A direct sales channel can be very important in B2B plays where the cost of having a direct salesperson exceeds the lifetime value of the aggregate customers they can exceed. To many in the startup world, it might seem absurd to have a direct sales team, but in enterprise and b2b sales, it’s a viable channel when done right.

Business Development + Cross Sales Joint Ventures

Business development deals with similar companies that have the same customer base yet are not competitors are insanely lucrative for both sides, especially you. Find a business development partner that has the same customer base as yourself, but larger in size. By working with you they provide their customers new value and make more money as a super affiliate of sorts. Your benefit? Credibility and increased profits.

Referral Programs

Referral Programs are slightly different than affiliate programs. Referral programs are less about traditional affiliate channels and more about using your existing customers to spread word about your product. The reward can be cash, but it often comes in the form of in-app rewards. For example- Dropbox gives you 250MB for every user that signs up from your referrals. They also employ a two sided referral that rewarded the user that signed up with more storage. Gilt also has a referral program, but the reward is in cash when the user you refer makes their first purchase. Think about it like this: User X invites User Y. User Y now makes $75 purchase. User X now receives $25 free, but makes a $75 purchase themselves due to the referral reward. ($75+$75-$25)== Net win of $125 due to the reward loop even while giving away $25. This doesn’t take into account the lifetime value of User Y either.

Traditional Media

People still subscribe to cable, read newspapers, and listen to radio. If you’re trying to reach normals, not just early adopters, and establish some credibility, then traditional media is still a huge channel. Honest truth it’s bigger when it comes to PR and even ad dollars. Hard to believe, but it’s true. The problem comes down to the large up front spend that traditional media entails and the lack of true analytics that exist. If possible, I would do unique URL tracking and call tracking by building a simple app with Twilio.

New products and add-ons to existing customers

Once you have a large enough customer base, the goal should be about increasing the Lifetime Value of that customer by offering new products that make sense. Look at 37 Signals, their first products such as Basecamp and Backpack did really well. They used their existing customer base to expand their profit pools with new relevant products such as Highrise and Campfire. Don’t be afraid to look to your own customers as a source of distribution.
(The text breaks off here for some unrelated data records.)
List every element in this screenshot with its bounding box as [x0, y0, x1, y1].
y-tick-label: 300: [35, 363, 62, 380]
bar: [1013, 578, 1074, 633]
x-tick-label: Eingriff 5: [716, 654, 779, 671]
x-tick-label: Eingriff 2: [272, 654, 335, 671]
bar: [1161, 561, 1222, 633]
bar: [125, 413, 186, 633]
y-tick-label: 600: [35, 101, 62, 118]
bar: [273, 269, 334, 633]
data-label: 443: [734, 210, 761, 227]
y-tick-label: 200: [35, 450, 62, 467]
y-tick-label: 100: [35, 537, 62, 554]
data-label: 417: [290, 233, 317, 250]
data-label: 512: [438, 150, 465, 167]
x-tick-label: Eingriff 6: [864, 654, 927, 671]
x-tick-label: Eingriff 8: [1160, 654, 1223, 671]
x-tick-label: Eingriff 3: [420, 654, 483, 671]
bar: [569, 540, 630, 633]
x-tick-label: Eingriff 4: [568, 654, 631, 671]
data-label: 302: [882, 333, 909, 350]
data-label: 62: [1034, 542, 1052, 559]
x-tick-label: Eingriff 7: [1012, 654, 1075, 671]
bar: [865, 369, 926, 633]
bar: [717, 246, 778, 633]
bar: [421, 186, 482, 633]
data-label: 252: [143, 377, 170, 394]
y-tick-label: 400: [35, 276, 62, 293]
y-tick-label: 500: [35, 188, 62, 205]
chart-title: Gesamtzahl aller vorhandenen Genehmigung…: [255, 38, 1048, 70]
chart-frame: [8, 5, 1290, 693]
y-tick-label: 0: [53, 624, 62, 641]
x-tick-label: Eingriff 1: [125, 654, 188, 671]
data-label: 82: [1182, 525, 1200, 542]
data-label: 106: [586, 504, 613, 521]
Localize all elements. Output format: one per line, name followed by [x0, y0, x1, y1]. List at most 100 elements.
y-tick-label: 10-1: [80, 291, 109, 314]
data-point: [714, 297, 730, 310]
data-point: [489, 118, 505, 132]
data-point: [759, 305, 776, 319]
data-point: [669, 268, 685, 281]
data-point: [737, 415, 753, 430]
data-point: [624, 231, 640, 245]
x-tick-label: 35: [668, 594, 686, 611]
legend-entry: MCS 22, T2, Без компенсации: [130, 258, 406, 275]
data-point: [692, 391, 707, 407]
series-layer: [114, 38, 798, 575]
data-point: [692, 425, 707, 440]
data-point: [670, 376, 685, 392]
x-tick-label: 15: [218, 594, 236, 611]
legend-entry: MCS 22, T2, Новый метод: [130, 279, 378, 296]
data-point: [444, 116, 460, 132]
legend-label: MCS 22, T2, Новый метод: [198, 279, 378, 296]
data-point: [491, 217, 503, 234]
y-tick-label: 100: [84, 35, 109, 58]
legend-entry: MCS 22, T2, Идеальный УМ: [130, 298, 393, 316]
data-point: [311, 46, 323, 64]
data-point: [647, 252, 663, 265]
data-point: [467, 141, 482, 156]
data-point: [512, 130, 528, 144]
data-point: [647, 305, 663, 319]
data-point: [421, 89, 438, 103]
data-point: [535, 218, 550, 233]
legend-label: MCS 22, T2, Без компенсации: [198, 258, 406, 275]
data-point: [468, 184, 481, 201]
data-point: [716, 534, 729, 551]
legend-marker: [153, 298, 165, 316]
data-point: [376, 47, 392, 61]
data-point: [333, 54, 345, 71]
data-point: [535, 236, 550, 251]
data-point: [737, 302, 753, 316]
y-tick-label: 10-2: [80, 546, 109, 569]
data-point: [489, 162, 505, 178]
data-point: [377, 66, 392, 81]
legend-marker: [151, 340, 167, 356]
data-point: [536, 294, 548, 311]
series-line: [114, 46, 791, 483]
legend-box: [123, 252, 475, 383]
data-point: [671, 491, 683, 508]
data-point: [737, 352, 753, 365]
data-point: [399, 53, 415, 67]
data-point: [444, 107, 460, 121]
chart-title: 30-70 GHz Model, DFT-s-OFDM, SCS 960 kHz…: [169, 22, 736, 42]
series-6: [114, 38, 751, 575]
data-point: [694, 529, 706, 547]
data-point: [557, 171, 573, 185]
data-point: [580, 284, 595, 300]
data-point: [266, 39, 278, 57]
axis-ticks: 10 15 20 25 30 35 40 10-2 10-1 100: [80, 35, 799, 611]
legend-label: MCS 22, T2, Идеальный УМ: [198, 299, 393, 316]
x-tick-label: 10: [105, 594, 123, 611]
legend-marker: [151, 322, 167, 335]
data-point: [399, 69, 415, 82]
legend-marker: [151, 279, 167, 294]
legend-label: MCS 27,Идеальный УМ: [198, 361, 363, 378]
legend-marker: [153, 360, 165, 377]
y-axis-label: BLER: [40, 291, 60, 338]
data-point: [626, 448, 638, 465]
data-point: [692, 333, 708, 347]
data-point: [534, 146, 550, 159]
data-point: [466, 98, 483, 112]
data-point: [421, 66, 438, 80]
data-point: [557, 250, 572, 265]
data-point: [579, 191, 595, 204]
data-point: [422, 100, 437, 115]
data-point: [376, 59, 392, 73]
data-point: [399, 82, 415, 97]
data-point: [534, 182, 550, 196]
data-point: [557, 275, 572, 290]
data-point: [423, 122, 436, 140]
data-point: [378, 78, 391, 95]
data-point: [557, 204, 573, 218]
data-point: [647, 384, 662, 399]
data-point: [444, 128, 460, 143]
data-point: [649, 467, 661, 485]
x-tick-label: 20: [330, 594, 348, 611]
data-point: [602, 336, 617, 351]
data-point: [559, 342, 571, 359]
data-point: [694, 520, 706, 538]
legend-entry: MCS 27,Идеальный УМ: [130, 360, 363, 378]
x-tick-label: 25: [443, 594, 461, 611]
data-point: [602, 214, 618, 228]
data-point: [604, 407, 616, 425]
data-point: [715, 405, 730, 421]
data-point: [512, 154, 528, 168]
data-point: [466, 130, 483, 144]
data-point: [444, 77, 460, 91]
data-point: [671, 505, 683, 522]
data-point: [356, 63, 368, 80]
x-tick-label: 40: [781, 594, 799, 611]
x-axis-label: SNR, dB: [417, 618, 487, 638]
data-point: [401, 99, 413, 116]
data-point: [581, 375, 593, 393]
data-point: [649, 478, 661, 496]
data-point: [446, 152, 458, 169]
One distribution channel will most likely outweigh another – that’s fine. What isn’t fine is being able to answer yes to the question of: “If I lost distribution channel x, would my startup fail?” One last thing to make sure you evaluate as an entrepreneur is the customer acquisition costs and their quarterly increase/decrease. A growing, but cost ineffective distribution channel can be equally fatal. The equivalent of startup gold is a distribution channel that grows with a Customer Acquisition Cost (CAC) that is a very low number or zero (think viral). I will investigate these metrics more in depth in my next post “Metrics Every Startup Should Know”.

How many of these distribution channels can you check off as a startup?